No regularization: Performance rapidly degrades, and the model loses its pre-trained capability.
KL regularization: The model gets stuck oscillating near sub-optimal regions.
PL (Pre-training Loss) regularization: Exploration lacks direction, potentially leading to worse regions.
BC Regularization (Ours): Retains pre-trained knowledge while effectively exploring high-reward regions.

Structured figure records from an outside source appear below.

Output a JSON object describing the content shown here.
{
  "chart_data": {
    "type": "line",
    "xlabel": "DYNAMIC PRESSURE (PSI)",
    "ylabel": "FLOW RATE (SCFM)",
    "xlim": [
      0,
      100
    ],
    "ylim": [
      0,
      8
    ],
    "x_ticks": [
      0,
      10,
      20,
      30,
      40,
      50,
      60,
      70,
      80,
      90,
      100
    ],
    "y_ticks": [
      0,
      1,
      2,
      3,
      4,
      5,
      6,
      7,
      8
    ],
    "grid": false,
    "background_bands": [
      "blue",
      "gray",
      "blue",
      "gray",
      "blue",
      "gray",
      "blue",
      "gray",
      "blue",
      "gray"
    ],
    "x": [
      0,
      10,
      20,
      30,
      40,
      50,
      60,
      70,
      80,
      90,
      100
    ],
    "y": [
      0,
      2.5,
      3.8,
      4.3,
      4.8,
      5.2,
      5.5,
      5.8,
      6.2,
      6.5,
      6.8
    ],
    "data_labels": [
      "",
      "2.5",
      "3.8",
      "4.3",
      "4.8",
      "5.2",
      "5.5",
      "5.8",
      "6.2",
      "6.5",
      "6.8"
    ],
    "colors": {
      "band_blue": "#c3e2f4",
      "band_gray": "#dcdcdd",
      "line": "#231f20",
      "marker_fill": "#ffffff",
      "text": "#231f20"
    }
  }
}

Multi-Task Pre-training Gains¶

Pre-training on MT-10 and transferring to unseen tasks leads to success rates such as: drawer-open 34.7%, plate-slide-side 55.3%, and handle-pull-side 71.3%, whereas pre-training on a single task fails completely (0%).

Highlights & Insights¶

Paradigm Innovation: Successfully transfers the "pre-training + RLHF" paradigm from the LLM domain to multi-task RL diffusion planners, extracting value even from low-quality data.
Ingenious BC Regularization Design: Uses recent optimal experiences to approximate the target policy, which simultaneously prevents forgetting and guides exploration, outperforming KL/PL regularization.
High Data Efficiency: Achieves 59.26% success with only 100k steps of fine-tuning, with virtually no performance drop.
Pre-training without Reward Labels: Lowers the barrier and cost of multi-task data collection.

Limitations & Future Work¶

Validation Only in Simulation: Both Meta-World and Adroit are simulated environments; the method has not been tested on physical robots.
Online Fine-Tuning Still Requires Environment Interaction: Each downstream task requires an online RL environment, and the sim-to-real gap for physical deployment is not discussed.
Questionable Classification: The paper actually focuses on RL planning rather than image generation; the current categorization under image_generation might be inaccurate.
Scalability to be Verified: The scale of 50 tasks is limited; performance on larger-scale task sets (e.g., hundreds of tasks) remains unknown.
Computational Cost of Denoising Steps $K$: PPO fine-tuning requires computing the importance ratio for each denoising step, resulting in significant computational overhead when $K$ is large.

Rating¶

Novelty: ⭐⭐⭐⭐ — The first systematic exploration of the pre-training + RL fine-tuning paradigm on diffusion planners; the BC regularization design is innovative.
Experimental Thoroughness: ⭐⭐⭐⭐ — Comprehensive evaluations on 50 tasks with various baselines and thorough ablation studies, though it lacks physical robot verification.
Writing Quality: ⭐⭐⭐⭐ — Clear structure, solid mathematical derivations, and a standardized notation system.
Value: ⭐⭐⭐⭐ — Provides a viable pathway for training multi-task agents driven by low-quality data.